Aynı kitaptan devam edelim

tüfek, mikrop ve çelik'e, yazarına ve öne sürdüğü tezlere biraz daha olumlu yaklaşmama neden olan, jared'in giriş bölümünde yaptığı şu tespittir ki, bir kalkınmacılık karşıtı olan beni haliyle mest etmiştir.

[...] ve üçüncü itiraz : "uygarlık" gibi, "uygarlığın doğuşu" gibi sözlerden, sanki uygarlık iyi bir şeymiş, kabile avcı/yiyecek toplayıcıları mutsuzmuş gibi, son 13.000 yıldır tarihin gelişimi insanın mutluluğuna büyük katkılarda bulunmuş, anlamı çıkmıyor mı? aslında ben sanayileşmiş toplumların avcı/yiyecek toplayıcı kabilelerden "daha iyi" olduğu, ya da avcı/yiyecek toplayıcı toplumlara özgü hayat tarzını bırakıp demire dayalı devlet olma aşamasına geçmenin "gelişme"yi temsil ettiği, ya da insanların mutluluğuna katkıda bulunduğu gibi bir varsayımda bulunmuyorum [...]

tüfek, mikrop ve çelik / sayfa 7-8

jarod'un bu kitapta tüm çıplaklığıyla ortaya koyduğu tezi sosyal bilimlerde çevresel determinizm (environmental determinism) olarak adlandırılır.

Birkaç örnek

çevresel determinizm, insan topluluklarının kültürel oluşumununda çevresel faktörlerin en etkili olduğunu savunan görüştür.

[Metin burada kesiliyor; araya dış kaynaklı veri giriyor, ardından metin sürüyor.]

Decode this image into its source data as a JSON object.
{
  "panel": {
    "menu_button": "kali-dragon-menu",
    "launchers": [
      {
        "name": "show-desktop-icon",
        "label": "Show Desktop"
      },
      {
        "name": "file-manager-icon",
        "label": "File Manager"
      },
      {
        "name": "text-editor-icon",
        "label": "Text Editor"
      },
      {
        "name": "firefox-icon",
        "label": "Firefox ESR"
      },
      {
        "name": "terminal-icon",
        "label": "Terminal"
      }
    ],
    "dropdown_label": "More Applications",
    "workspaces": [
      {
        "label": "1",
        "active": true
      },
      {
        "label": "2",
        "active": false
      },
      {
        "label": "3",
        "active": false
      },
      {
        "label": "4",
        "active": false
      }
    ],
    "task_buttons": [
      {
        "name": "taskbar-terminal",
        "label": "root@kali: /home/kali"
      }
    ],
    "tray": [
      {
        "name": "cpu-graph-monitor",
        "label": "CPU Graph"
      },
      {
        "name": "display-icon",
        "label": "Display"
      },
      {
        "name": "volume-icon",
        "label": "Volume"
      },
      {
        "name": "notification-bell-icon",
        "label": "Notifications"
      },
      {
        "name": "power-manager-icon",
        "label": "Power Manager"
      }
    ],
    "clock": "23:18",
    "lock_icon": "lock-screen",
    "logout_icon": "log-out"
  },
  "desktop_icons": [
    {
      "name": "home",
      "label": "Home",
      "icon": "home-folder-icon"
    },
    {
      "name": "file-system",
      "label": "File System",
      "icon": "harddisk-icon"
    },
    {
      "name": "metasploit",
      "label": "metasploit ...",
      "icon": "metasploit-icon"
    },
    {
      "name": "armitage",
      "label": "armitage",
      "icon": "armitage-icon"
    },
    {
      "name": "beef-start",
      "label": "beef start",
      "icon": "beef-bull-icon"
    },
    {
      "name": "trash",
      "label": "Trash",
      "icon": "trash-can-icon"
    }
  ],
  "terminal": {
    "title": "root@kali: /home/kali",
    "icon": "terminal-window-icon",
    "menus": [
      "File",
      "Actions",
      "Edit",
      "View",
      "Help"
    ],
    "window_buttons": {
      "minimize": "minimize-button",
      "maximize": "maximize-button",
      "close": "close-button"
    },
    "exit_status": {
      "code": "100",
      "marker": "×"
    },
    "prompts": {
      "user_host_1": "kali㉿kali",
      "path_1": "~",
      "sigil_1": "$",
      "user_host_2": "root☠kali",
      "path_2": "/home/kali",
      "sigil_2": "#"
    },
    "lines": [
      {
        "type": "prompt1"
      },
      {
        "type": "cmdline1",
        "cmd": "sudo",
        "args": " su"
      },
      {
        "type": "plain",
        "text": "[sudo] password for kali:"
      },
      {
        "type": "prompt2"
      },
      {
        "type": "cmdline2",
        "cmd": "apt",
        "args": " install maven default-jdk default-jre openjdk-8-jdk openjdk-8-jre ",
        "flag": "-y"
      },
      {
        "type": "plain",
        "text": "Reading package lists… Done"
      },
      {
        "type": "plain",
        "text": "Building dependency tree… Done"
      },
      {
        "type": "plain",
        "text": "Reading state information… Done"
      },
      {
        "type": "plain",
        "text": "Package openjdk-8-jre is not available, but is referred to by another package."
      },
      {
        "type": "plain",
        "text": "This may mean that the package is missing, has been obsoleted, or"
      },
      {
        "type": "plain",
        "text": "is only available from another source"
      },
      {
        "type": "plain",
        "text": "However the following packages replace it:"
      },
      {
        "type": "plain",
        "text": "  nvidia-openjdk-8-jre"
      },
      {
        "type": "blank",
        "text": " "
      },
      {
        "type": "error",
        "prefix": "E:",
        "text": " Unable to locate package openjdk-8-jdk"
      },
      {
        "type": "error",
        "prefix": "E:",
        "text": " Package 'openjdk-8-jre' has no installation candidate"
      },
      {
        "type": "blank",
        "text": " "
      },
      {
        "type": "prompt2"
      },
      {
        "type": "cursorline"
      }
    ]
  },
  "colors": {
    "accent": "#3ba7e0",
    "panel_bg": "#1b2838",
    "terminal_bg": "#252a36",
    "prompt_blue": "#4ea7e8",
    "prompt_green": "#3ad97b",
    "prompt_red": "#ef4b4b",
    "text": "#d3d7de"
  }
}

hipokrat demiş ki: "güneyden rüzgar alan kişilerin iştahları kötüdür, doğru dürüst içki de içemezler, zayıf kafalıdırlar, sabahları baş ağrısı çekerler. kadınlar ise (insanlara dahil etmiyoruz henüz, milattan öncelerdeyiz) kısırdır, kısırlıkları hastalıktandır. kuzeyden rüzgar yiyen insanlar kuvvetlidir fakat kabızdır, iştahı iyidir. kadınlar çok az çocuk doğurabilir, adet ağrıları pek fena olur. doğudan rüzgar alanlar ise iyi huyludur, akıllıdır."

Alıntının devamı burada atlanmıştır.